Brex: Billboards Still Got It
How Brex ran one of the most successful billboard campaigns for $300k
If you made a list of marketing channels to deploy at launch, billboards would probably be somewhere near the bottom. Offline advertising, high entry costs and measure difficulties have made these ad structures go out of style over the last decade.
That’s why it raised eyebrows when Brex, an American fintech company that offers business credit cards and expense management, invested $300k in billboards before launch.
This week, Case Studies analyzes how Brex built one of the most successful billboard campaigns in history.
The Brief:
In 2018, Brex was pre-launch. They didn’t have a website to their name, much less a PR team. As they were preparing to leave stealth mode, the pressure was on to launch the brand as effectively as possible.
Brex CEO Henrique Dubugras gave the mandate to, “Go big or don’t go out-of-home at all.”
The Execution:
With that direction, then-CRO Sam Blond and CFO Michael B. Tannenbaum decided that out-of-home(OOH) advertising was the perfect channel to achieve Brex’s goal. They landed here based on a few key insights:
🌉 Location: their target market (tech startups) was highly concentrated in San Francisco
💳 Simple messaging: their initial product offering of “startup credit cards” was easy to communicate quickly
🕙 Timing: syncing the billboards with their launch created a physical spectacle
All these factors pointed to an opportunity to reach cost-effective awareness despite offline marketing limitations. Still, OOH advertising presents unique challenges.

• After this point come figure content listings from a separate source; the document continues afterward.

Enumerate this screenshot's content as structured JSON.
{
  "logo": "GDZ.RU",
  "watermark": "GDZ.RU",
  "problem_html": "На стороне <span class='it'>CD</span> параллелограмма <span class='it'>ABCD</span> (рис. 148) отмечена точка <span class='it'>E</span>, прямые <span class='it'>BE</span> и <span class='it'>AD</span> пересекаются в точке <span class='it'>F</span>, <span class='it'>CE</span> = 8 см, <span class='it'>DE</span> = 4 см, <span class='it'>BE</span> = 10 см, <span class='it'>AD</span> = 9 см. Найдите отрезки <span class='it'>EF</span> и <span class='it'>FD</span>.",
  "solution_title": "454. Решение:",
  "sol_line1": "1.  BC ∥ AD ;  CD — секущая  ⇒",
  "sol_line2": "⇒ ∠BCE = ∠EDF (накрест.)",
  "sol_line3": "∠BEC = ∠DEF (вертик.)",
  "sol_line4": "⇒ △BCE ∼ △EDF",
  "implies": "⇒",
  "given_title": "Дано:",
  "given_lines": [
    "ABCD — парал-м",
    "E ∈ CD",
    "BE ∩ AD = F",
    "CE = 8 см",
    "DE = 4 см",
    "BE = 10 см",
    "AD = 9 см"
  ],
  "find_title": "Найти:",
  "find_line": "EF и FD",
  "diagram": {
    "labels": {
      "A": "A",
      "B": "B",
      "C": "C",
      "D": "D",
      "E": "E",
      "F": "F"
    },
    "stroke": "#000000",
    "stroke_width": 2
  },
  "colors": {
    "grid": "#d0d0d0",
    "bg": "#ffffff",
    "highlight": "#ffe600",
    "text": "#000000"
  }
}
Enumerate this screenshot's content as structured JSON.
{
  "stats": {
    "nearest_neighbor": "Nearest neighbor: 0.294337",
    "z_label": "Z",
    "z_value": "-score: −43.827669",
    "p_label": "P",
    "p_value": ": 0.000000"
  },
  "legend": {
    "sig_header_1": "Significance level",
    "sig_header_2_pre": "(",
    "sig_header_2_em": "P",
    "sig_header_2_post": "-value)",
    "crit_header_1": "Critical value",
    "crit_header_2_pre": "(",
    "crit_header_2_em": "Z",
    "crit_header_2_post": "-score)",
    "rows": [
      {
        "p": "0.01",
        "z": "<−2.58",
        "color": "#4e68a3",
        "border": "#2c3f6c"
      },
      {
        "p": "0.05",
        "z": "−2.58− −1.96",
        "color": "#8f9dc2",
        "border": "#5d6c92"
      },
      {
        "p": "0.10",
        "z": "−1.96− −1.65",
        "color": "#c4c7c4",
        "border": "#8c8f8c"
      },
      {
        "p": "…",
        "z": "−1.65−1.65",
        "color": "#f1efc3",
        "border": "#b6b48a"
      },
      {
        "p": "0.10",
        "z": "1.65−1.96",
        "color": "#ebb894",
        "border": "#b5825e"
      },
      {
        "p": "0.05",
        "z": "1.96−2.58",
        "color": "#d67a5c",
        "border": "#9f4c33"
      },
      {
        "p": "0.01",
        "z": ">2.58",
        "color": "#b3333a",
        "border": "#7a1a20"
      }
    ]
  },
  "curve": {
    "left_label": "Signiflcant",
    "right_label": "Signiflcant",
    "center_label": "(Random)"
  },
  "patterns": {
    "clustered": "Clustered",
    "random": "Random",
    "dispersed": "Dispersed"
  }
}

For starters, there are very few options for purchasing your own billboards. And unlike other programmatic channels, it requires agency partners to support and strategize the media. To fulfill their mandate to go big, Brex partnered with OOH agency Clear Channel, who Blond was connected with from a past startup.
Clear Channel executed a strategy that focused on billboards in locations with high foot traffic and long impressions like bus shelters and city boards in downtown SF for higher impact.
The campaign went live the same day Brex launched publicly. And as the saying goes, the rest is history.
The Results:
While direct results from the campaign aren’t public, it’s clear the $300k investment in OOH advertising cemented Brex as a legitimate solution in the startup community, virtually overnight. The company grew from zero to a $1b valuation in under two years, a meteoric rise by any standard.
With such strong success, Brex doubled down on the channel, testing new creative and messaging in subsequent months. They rolled out future campaigns, like their 2020 Rainbow Hunt billboards and more recently Digital Out of Home ads above vehicles like taxis.
All these efforts contributed to Brex’s valuation of $12.3b as of 2022.
The Takeaways:
OOH advertising isn’t for every business. But there are a few insights from Brex’s launch campaign that can be broadly applied, even if you don’t have a $300k budget to deploy.
Here are a few lessons from their billboard glow-up:
1. Don’t sleep on market research
Even without a massive budget, the concept of go big or go home is vital for any testing strategy. It can seem logical to juuuuust dip your toes into new areas of opportunity but when you don’t fully lean in, you risk diluting your team's marketing efforts.
Focus your attention and strategy on bigger tests in fewer places as opposed to smaller tests across more places.
2. First principles > trends
When Brex tested OOH, the channel wasn’t on the radar of most startups. That doesn’t mean it wasn’t viable, just that it wasn’t popular.
First principles is the practice of questioning every assumption you think you know about a given problem, and not going with the crowd. By following this, Brex executed a strategy that was unique, rooted in insights, and extremely effective.
3. Create the illusion of scale
Brex was a small company when their billboard campaign launched. But they created the illusion of a larger, more mature company than they were by running OOH ads in such a small, dense geography.
It’s not easy to execute, but targeting your marketing to a small subset of individuals can have a compounding effect that helps solidify you in their evoked set of solutions.
4. Trust the experts
This goes without saying, but if you don’t know how to buy billboards, hire an agency that does.
We love in-house teams as much as anyone, but knowing when to outsource specialized marketing initiatives like an OOH media will save you time, headaches and a ton of money long term.